It’s important to respect your Elders in Inuit culture, said Iqaluit Coun. Paul Quassa.

“Elders are knowledge-holders and that’s why it’s so very important. It’s very attached to our culture that you respect your Elders,” he said. “They’ve lived longer, they’ve experienced more life than you.”

Now in his 70s, Quassa remembered when he was young and Elders’ names were not even used.

“We were just allowed to say either Ittuq or Ataatasiaq. You don’t say their name because of respect. That’s how much respect we had for our Elders,” he explained. “I was told whenever you go to a camp, if there’s an Elder that’s the first one you go visit. Just to go see and say hi and that’s about it — at least see them.”

Quassa, former Nunavut premier and former Nunavut Tunngavik Incorporated president, hopes future generations learn the cultural values Elders have as knowledge-holders.

“An Elder’s an Elder, whether it’s a woman or a man. It’s being respectful because of their experience,” he said.

While Quassa agreed that 60 and above is a good number to be considered an Elder, he added those metrics weren’t always used to measure such criteria.

“In the olden days we didn’t have numbers to say, this old you’re an Elder now.

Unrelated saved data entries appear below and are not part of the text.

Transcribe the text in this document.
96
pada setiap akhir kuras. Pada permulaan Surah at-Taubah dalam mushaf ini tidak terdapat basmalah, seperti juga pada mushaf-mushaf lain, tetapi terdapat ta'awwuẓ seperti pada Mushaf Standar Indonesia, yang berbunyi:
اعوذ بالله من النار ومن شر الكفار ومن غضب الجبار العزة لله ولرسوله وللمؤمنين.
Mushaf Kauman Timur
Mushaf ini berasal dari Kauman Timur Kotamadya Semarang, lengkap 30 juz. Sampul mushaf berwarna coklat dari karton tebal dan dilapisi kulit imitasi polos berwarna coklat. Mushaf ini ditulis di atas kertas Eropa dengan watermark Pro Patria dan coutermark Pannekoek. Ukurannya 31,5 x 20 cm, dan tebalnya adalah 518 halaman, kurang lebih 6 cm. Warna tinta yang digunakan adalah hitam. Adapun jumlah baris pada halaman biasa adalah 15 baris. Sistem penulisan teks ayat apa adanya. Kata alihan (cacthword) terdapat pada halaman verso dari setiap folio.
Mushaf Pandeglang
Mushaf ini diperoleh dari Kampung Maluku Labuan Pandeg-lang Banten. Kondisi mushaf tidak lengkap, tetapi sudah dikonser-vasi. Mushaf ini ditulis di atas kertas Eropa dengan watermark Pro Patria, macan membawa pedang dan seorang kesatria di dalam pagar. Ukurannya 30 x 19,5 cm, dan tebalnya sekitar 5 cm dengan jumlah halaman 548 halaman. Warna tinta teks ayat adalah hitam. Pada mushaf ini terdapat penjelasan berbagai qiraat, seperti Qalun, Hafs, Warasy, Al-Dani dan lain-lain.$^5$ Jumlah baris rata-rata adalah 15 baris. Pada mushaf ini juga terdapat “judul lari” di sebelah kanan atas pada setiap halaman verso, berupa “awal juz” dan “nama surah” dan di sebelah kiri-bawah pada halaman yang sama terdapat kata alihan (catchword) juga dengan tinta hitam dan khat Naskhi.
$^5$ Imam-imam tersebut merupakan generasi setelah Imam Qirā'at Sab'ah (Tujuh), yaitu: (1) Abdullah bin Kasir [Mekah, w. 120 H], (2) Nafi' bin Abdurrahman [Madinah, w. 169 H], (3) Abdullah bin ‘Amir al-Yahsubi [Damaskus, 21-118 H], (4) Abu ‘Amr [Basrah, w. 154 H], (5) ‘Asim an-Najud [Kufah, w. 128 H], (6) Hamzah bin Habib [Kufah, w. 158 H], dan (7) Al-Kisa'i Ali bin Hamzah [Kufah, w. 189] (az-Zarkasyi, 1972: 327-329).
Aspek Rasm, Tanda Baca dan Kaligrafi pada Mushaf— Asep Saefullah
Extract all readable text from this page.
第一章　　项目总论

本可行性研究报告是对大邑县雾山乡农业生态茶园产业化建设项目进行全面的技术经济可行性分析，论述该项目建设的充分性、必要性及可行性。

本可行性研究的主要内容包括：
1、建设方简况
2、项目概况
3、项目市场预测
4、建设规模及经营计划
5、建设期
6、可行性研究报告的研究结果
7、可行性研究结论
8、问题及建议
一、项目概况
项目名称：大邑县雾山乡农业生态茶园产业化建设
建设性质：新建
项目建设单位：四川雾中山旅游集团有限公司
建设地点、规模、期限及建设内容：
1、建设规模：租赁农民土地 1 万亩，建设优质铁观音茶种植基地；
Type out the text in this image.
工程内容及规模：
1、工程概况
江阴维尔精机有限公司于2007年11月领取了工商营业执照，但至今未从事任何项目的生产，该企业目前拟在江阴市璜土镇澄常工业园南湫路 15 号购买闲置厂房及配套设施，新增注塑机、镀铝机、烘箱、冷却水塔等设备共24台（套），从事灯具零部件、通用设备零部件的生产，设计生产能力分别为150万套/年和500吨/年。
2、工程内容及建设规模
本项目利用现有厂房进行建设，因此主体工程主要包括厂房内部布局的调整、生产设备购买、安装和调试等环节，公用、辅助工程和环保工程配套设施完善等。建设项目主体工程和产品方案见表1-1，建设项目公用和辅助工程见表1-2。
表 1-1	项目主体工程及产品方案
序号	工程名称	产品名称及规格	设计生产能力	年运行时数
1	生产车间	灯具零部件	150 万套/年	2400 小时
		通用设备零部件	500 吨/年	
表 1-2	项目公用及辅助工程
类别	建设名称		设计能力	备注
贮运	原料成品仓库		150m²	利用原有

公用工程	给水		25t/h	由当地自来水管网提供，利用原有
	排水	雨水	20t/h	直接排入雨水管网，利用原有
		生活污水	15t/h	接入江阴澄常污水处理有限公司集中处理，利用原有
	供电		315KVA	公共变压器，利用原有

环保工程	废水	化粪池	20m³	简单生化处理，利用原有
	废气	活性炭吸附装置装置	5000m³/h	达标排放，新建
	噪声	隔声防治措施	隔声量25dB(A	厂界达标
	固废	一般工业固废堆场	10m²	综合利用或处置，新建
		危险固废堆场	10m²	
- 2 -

It was the facial expression, the physical being of being an Elder — it’s how you see them rather than looking at it as a number.

“An Elder in a community may not necessarily be a leader but a respected Elder,” he said, stressing the importance of holding Elders in high regard.

“I encourage all Nunavummiut to respect the social values of Inuit, which is respecting our Elders at all times.”